In case you are not familiar with DW architecture evolution, a Lakehouse is the latest DW architecture which has evolved from the Data Lake architecture. It makes logical sense for the Lakehouse implementation to be based on top of a Data Lake, such as, ADLS.
Before we move ahead, lets understand, what is Delta Lake architecture?
To put it simply, Delta Lake is an open-source architecture for building a Lakehouse, by creating a structured layer for all types of data (including unstructured data) stored in a Data Lake. This structured layer enables some features which are similar to the features available in relational databases, along with other features which are beyond the capabilities of traditional relational databases. Let’s have a look at the main features Delta Lake offers:
- ACID Transactions: ACID transactions form the base of a trustworthy database. By utilizing the serializable isolation levels that Spark provides, Delta Lake ensures that the data exposed to the users is always consistent and reliable.
- Scalable Metadata Handling: By utilizing the Distributed Data Processing Engine within Spark, Delta Lake can handle petabyte-scale tables with billions of underlying files, with ease.
- Handling Batch Loads and Streaming Data: Delta Lake tables can be used as both, as traditional batch load tables, as well as a source or sink for streaming data. This is possible due to the logical table structure that is created by Delta Lake architecture on top of the underlying Data Lake storage.

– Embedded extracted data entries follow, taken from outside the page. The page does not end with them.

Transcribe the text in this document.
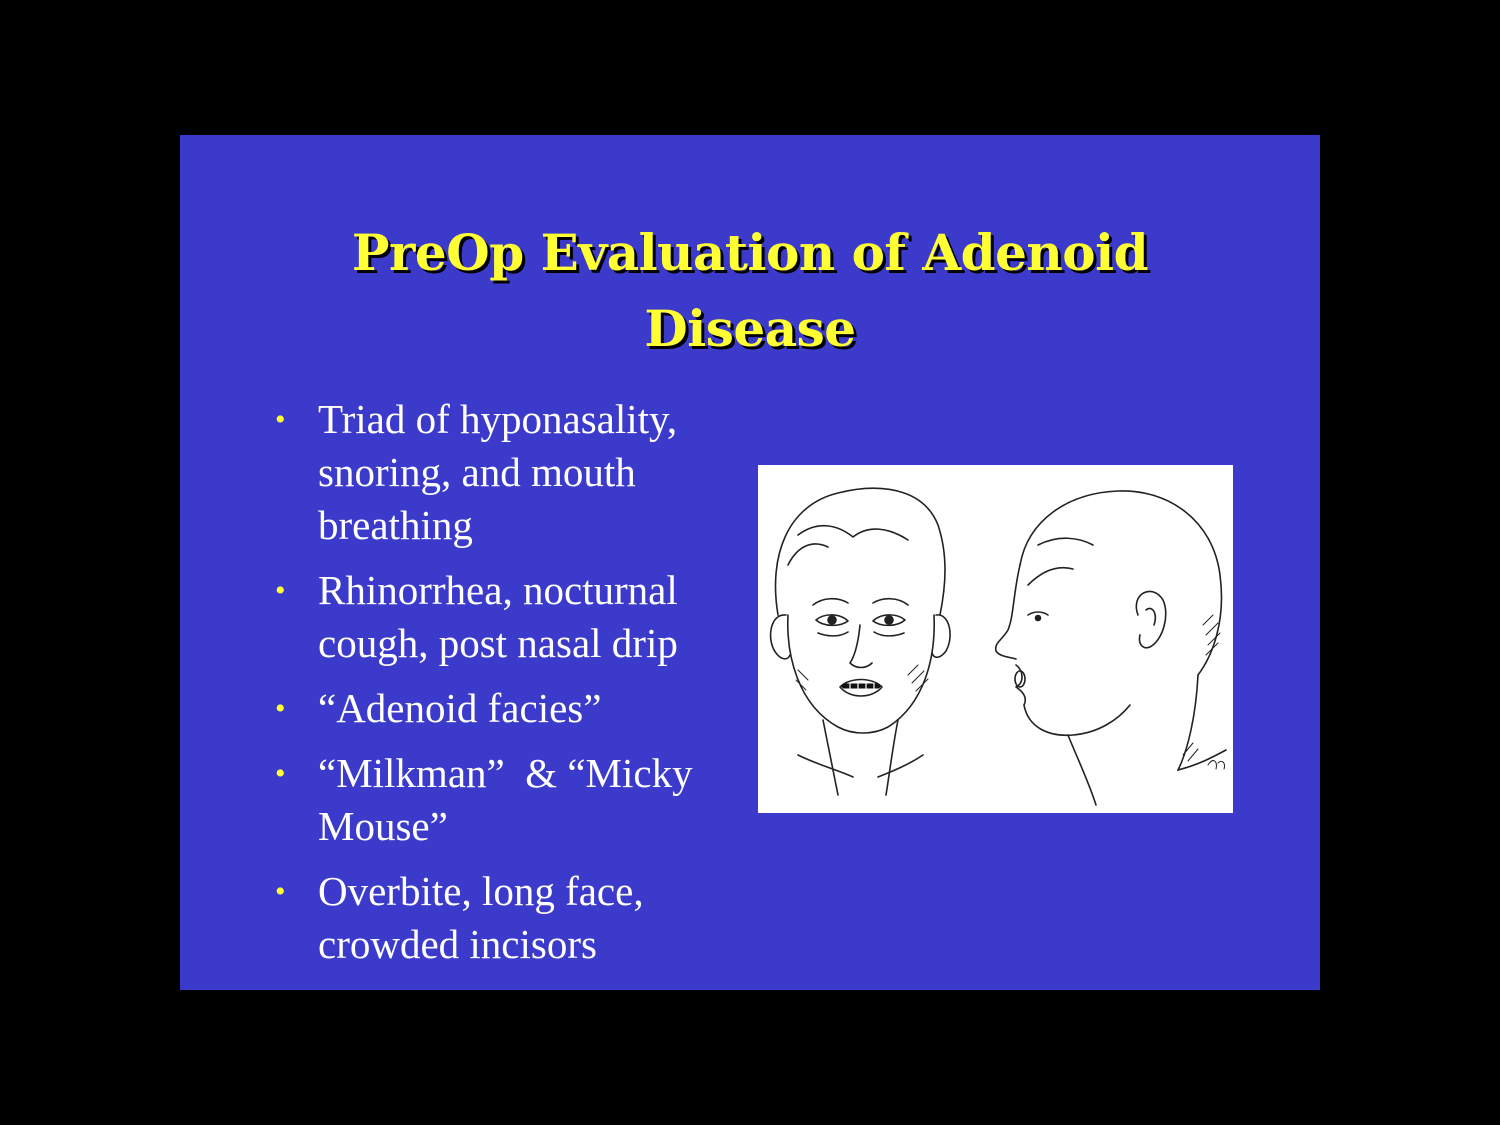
PreOp Evaluation of Adenoid
Disease
• Triad of hyponasality, snoring, and mouth breathing
• Rhinorrhea, nocturnal cough, post nasal drip
• “Adenoid facies”
• “Milkman”  & “Micky Mouse”
• Overbite, long face, crowded incisors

- Schema validation and enforcement: Just as we use database constraints to validate and enforce the data structure for a table column in a traditional SQL database, with Delta Lake, we can enforce schema rules to prevent bad records from being ingested.
- Data versioning and time travel: Delta Lake supports data versioning i.e., it is possible to access the data stored in a Delta Lake table at particular point in time and perform historical audits.
- Upserts and deletes: This feature is very useful for DW dimension loads. Delta Lake supports Merge statement which can be used to implement slowly changing dimensions (SCD) loads.